IGW: Du engagierst dich nach deiner Pension weiter ehrenamtlich in der Gemeinde. Was sind deine Hauptaufgaben?

Erika Urech: Meine Hauptaufgabe ist der sozial-diakonische Dienst in unserer Gemeinde. Bei mir gibt es keinen typischen Arbeitstag. Meine Fixpunkte sind der Unterricht am Montag- und am Freitagmorgen, und Übersetzung im Gottesdienst. Alles andere hat sehr viel Spontanes.

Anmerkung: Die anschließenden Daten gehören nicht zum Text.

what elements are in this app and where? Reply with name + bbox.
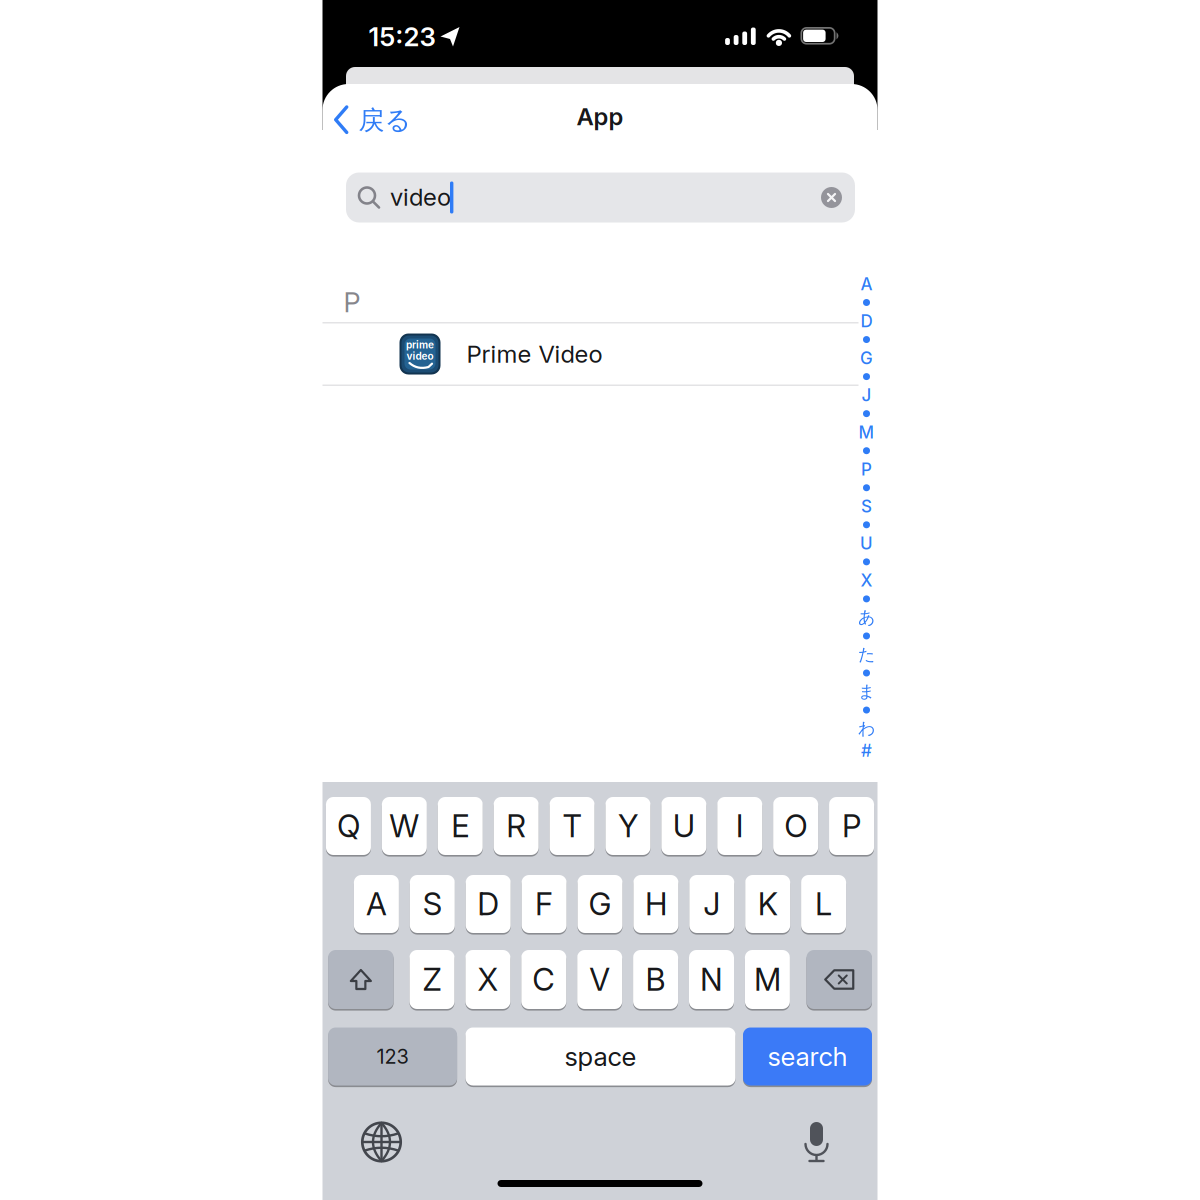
button[interactable]: A (354, 875, 399, 933)
staticText: H (645, 885, 667, 923)
staticText: D (477, 885, 499, 923)
button[interactable]: search (743, 1028, 872, 1086)
button[interactable]: J (689, 875, 734, 933)
staticText: B (646, 961, 666, 998)
staticText: J (703, 885, 720, 923)
staticText: S (861, 496, 872, 517)
staticText: G (588, 885, 612, 923)
button[interactable]: C (521, 950, 566, 1009)
staticText: F (535, 885, 553, 923)
staticText: space (564, 1041, 636, 1072)
staticText: V (589, 961, 610, 998)
button[interactable]: N (689, 950, 734, 1009)
staticText: Prime Video (466, 340, 602, 368)
staticText: C (532, 961, 555, 998)
staticText: M (858, 422, 874, 442)
staticText: X (860, 570, 872, 591)
button[interactable]: G (578, 875, 622, 933)
staticText: M (754, 961, 781, 998)
staticText: O (784, 807, 807, 845)
staticText: D (860, 311, 872, 331)
button[interactable]: P (829, 797, 874, 855)
staticText: た (858, 644, 875, 665)
staticText: あ (858, 607, 875, 628)
button[interactable]: V (577, 950, 622, 1009)
staticText: 15:23 (368, 21, 436, 52)
button[interactable]: space (466, 1028, 736, 1086)
button[interactable]: D (466, 875, 511, 933)
staticText: K (758, 885, 778, 923)
button[interactable]: H (633, 875, 678, 933)
button[interactable]: Q (326, 797, 371, 855)
staticText: search (768, 1041, 848, 1072)
button[interactable]: X (465, 950, 510, 1009)
staticText: video (390, 182, 451, 212)
button[interactable]: Delete (806, 950, 872, 1009)
button[interactable]: U (661, 797, 706, 855)
button[interactable]: T (550, 797, 594, 855)
staticText: U (860, 533, 873, 554)
staticText: L (815, 885, 832, 923)
button[interactable]: Next keyboard (360, 1121, 402, 1163)
staticText: G (860, 348, 873, 368)
staticText: A (366, 885, 387, 923)
staticText: I (736, 807, 744, 845)
staticText: # (861, 740, 872, 761)
staticText: P (861, 459, 872, 480)
button[interactable]: R (494, 797, 539, 855)
button[interactable]: Y (606, 797, 650, 855)
staticText: R (506, 807, 526, 845)
staticText: ま (858, 681, 875, 702)
button[interactable]: S (410, 875, 455, 933)
staticText: わ (858, 718, 875, 739)
staticText: P (344, 286, 360, 319)
button[interactable]: 123 (328, 1028, 457, 1086)
staticText: J (862, 385, 872, 406)
staticText: X (477, 961, 498, 998)
button[interactable]: B (633, 950, 678, 1009)
button[interactable]: E (438, 797, 483, 855)
staticText: U (673, 807, 695, 845)
button[interactable]: F (522, 875, 567, 933)
staticText: Q (337, 807, 360, 845)
button[interactable]: W (382, 797, 427, 855)
staticText: W (389, 807, 419, 845)
staticText: A (860, 274, 872, 294)
staticText: P (842, 807, 861, 845)
button[interactable]: prime (322, 324, 936, 384)
staticText: N (700, 961, 723, 998)
staticText: 123 (377, 1044, 409, 1069)
staticText: prime (406, 339, 434, 351)
staticText: video (406, 350, 434, 362)
button[interactable]: Section index (854, 272, 878, 775)
staticText: Z (422, 961, 442, 998)
button[interactable]: Clear text (821, 187, 842, 208)
button[interactable]: Z (410, 950, 454, 1009)
button[interactable]: Dictate (804, 1121, 830, 1163)
staticText: App (576, 102, 624, 131)
staticText: 戻る (358, 104, 412, 137)
staticText: S (423, 885, 442, 923)
button[interactable]: Shift (328, 950, 394, 1009)
staticText: E (451, 807, 469, 845)
staticText: Y (618, 807, 638, 845)
button[interactable]: M (745, 950, 790, 1009)
button[interactable]: K (745, 875, 790, 933)
button[interactable]: Search (346, 172, 855, 222)
button[interactable]: I (717, 797, 762, 855)
button[interactable]: L (801, 875, 846, 933)
staticText: T (562, 807, 582, 845)
button[interactable]: O (773, 797, 818, 855)
button[interactable]: Back (322, 85, 414, 135)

IGW: Was war als Kind dein Traumberuf?

Erika Urech: Traumberufe gab es zu unserer Zeit nicht. Ich liebte es einfach, Neues anzufangen, Leute zu organisieren und wollte immer weit fort gehen.

IGW: Hattest du eine Person, die dich stark gefördert hat? Wie hat sie dir geholfen?

Erika Urech: Es gab verschiedene Menschen, zu verschiedenen Zeiten, die mich geprägt haben aber mein Mann hat mit wohl am stärksten gefördert und ermutigt einen vielleicht ungewöhnlichen Weg zu gehen.

IGW: Was von deinem Studium kommt in deiner Arbeit immer wieder zum Tragen?

Erika Urech: Lernen, näher hinzuschauen und besser hinzuhören. Die verschiedenen Kulturen sprechen nicht nur verschiedene Sprachen mit Worten, sondern die Bedeutung ist oft ganz anders.